The nuclear diplomacy is at the heart of a broader confrontation between Iran and the United States, which killed Iran’s most powerful military commander in a drone strike on Jan. 3. Iran has since seen an outpouring of domestic unrest after accidentally shooting down a Ukrainian airliner.
The European countries said they were acting “in good faith with the overarching objective of preserving the JCPoA”.
“Given recent events, it is all the more important that we do not add a nuclear proliferation crisis to the current escalation threatening the whole region,” they said.
U.S. President Donald Trump abandoned the nuclear deal reached under his predecessor Barack Obama, arguing it was too weak and new sanctions would force Iran to accept more stringent terms. Iran says it will not negotiate with sanctions in place.

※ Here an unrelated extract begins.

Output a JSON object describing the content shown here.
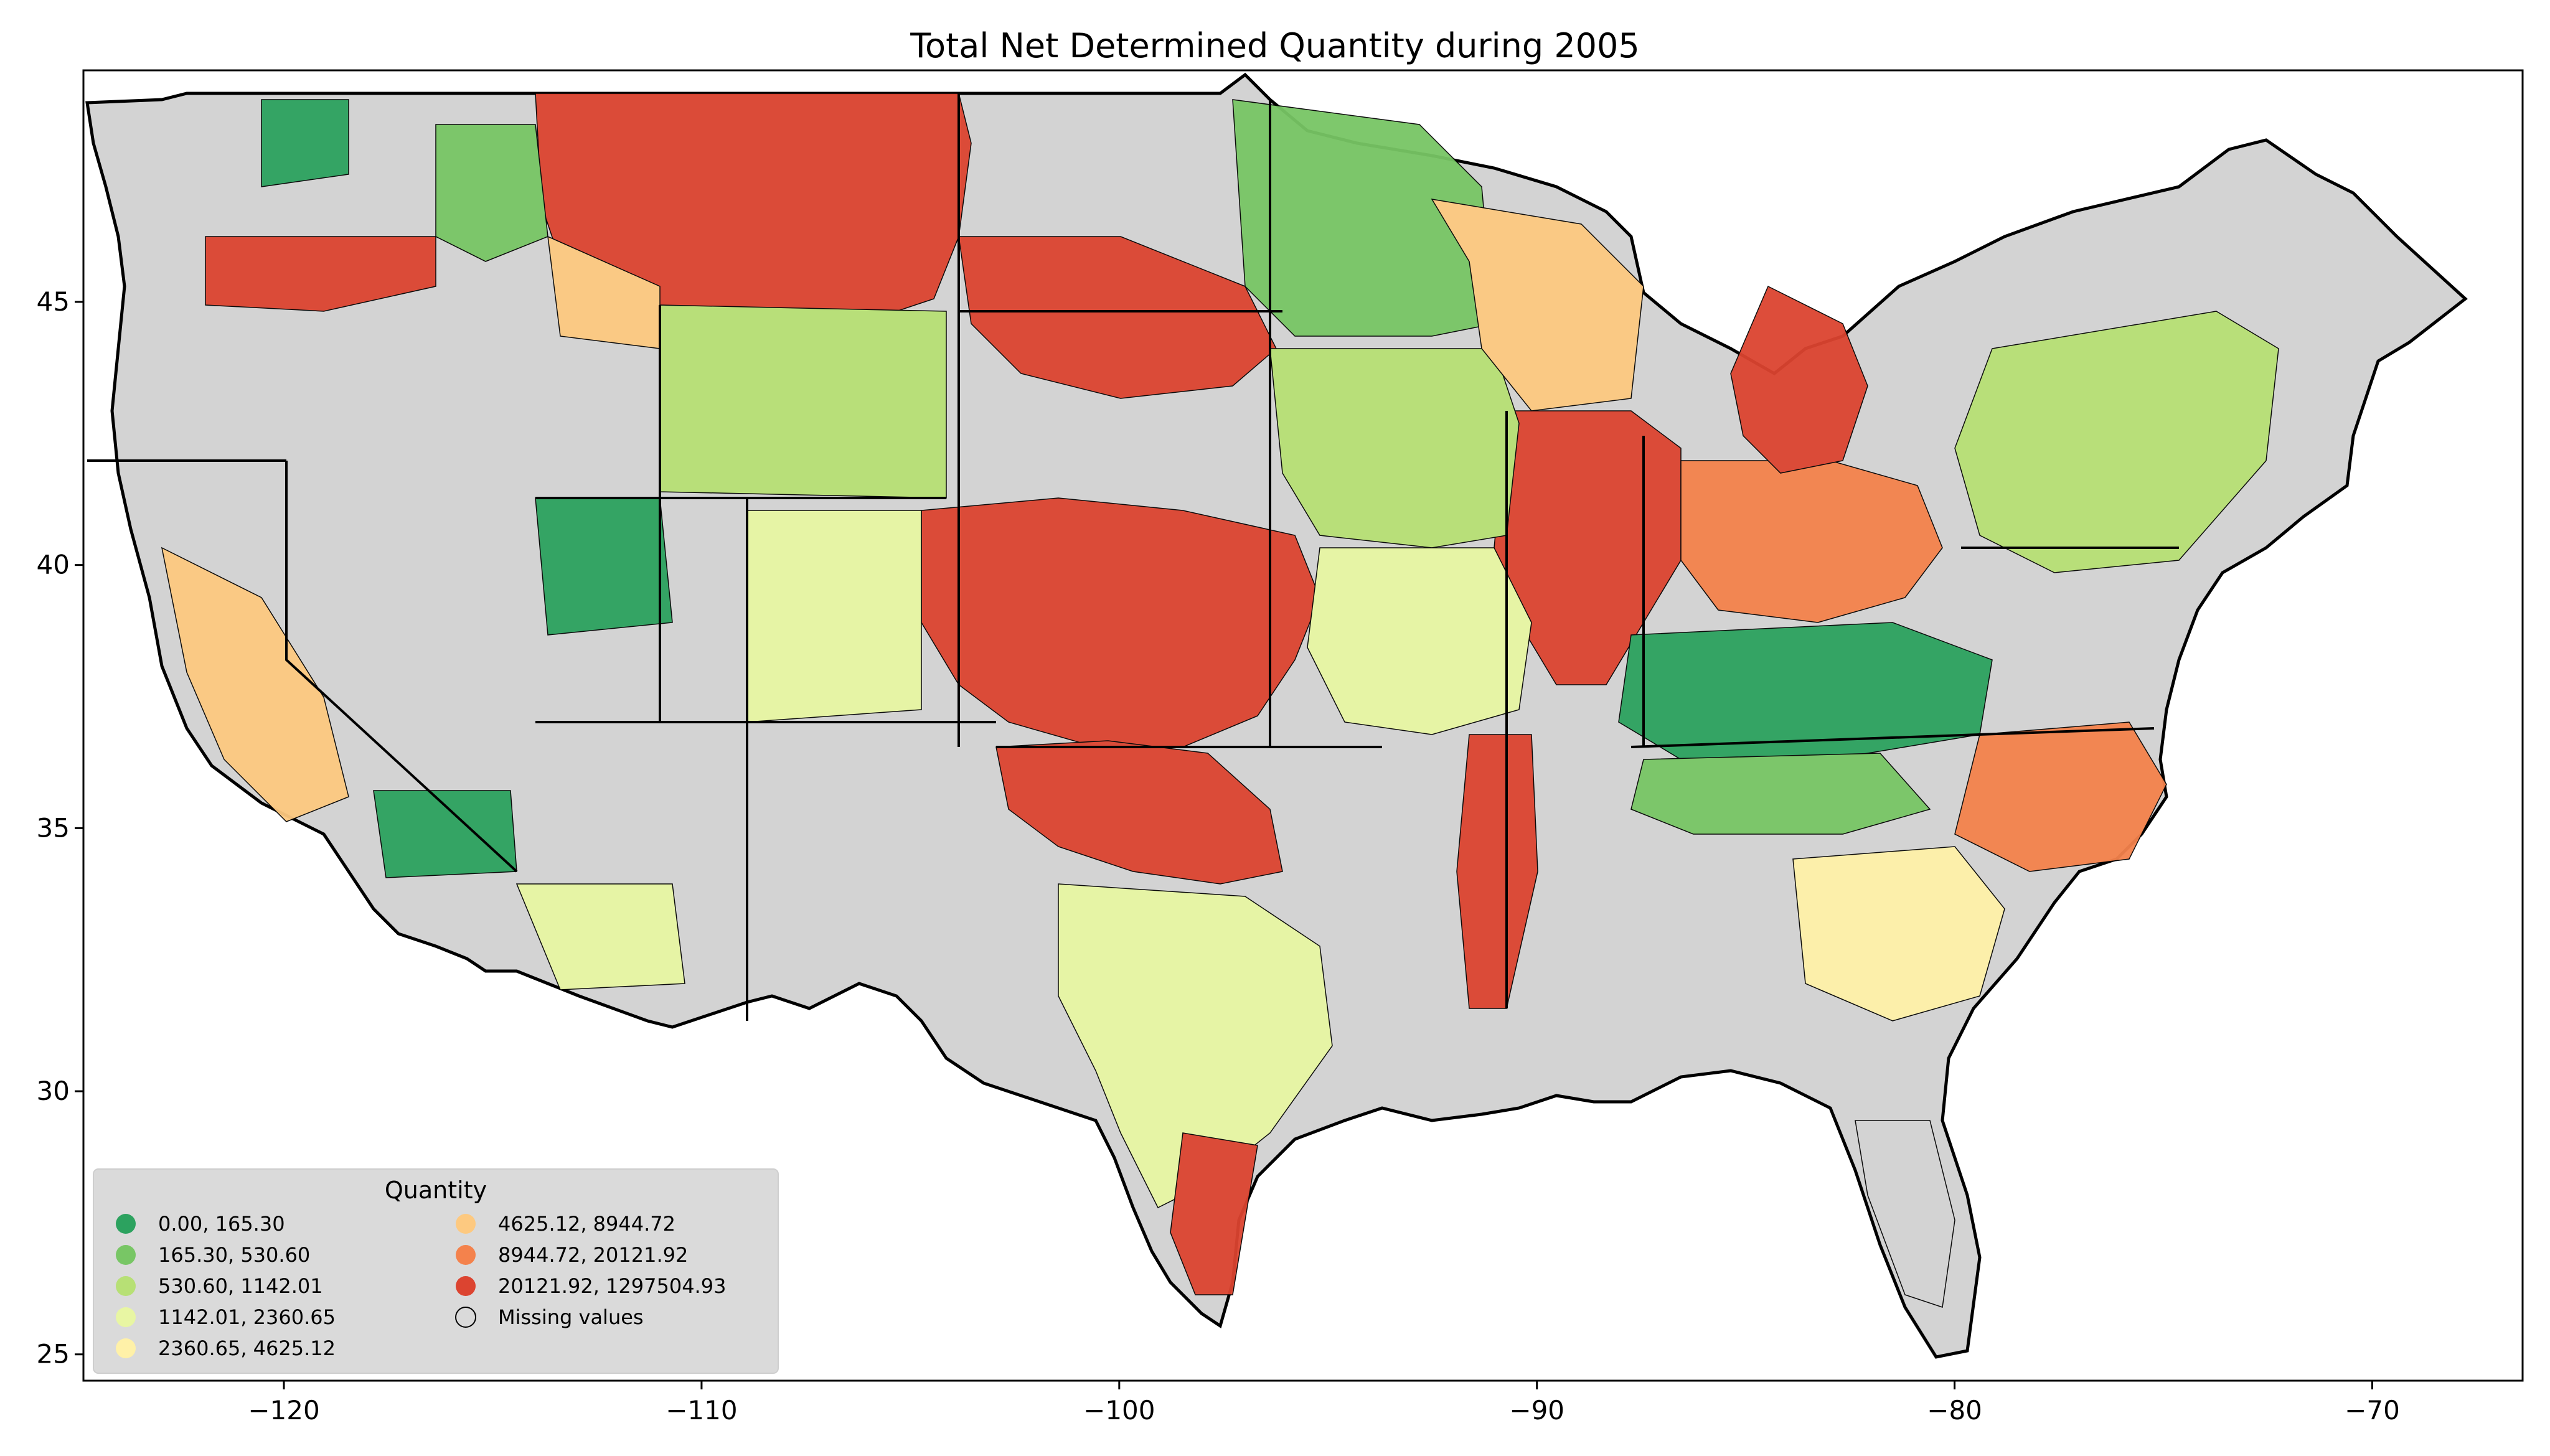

British Prime Minister Boris Johnson said on Tuesday the way forward was to agree a new “Trump deal”.
“If we’re going to get rid of it, let’s replace it and let’s replace it with the Trump deal,” Johnson said. “President Trump is a great dealmaker, by his own account. Let’s work together to replace the JCPoA and get the Trump deal instead.”
Under the 2015 deal’s dispute mechanism, the EU should now inform the other parties - Russia and China as well as Iran - of the European move. There would then be 15 days to resolve differences, a deadline which can be extended by consensus.
The process can ultimately lead to a “snapback” - the reimposition of sanctions under previous U.N. resolutions.
“At one point we have to show our credibility,” said a European diplomat. A second diplomat said: “Our intention is not to restore sanctions, but to resolve our differences through the very mechanism that was created in the deal.”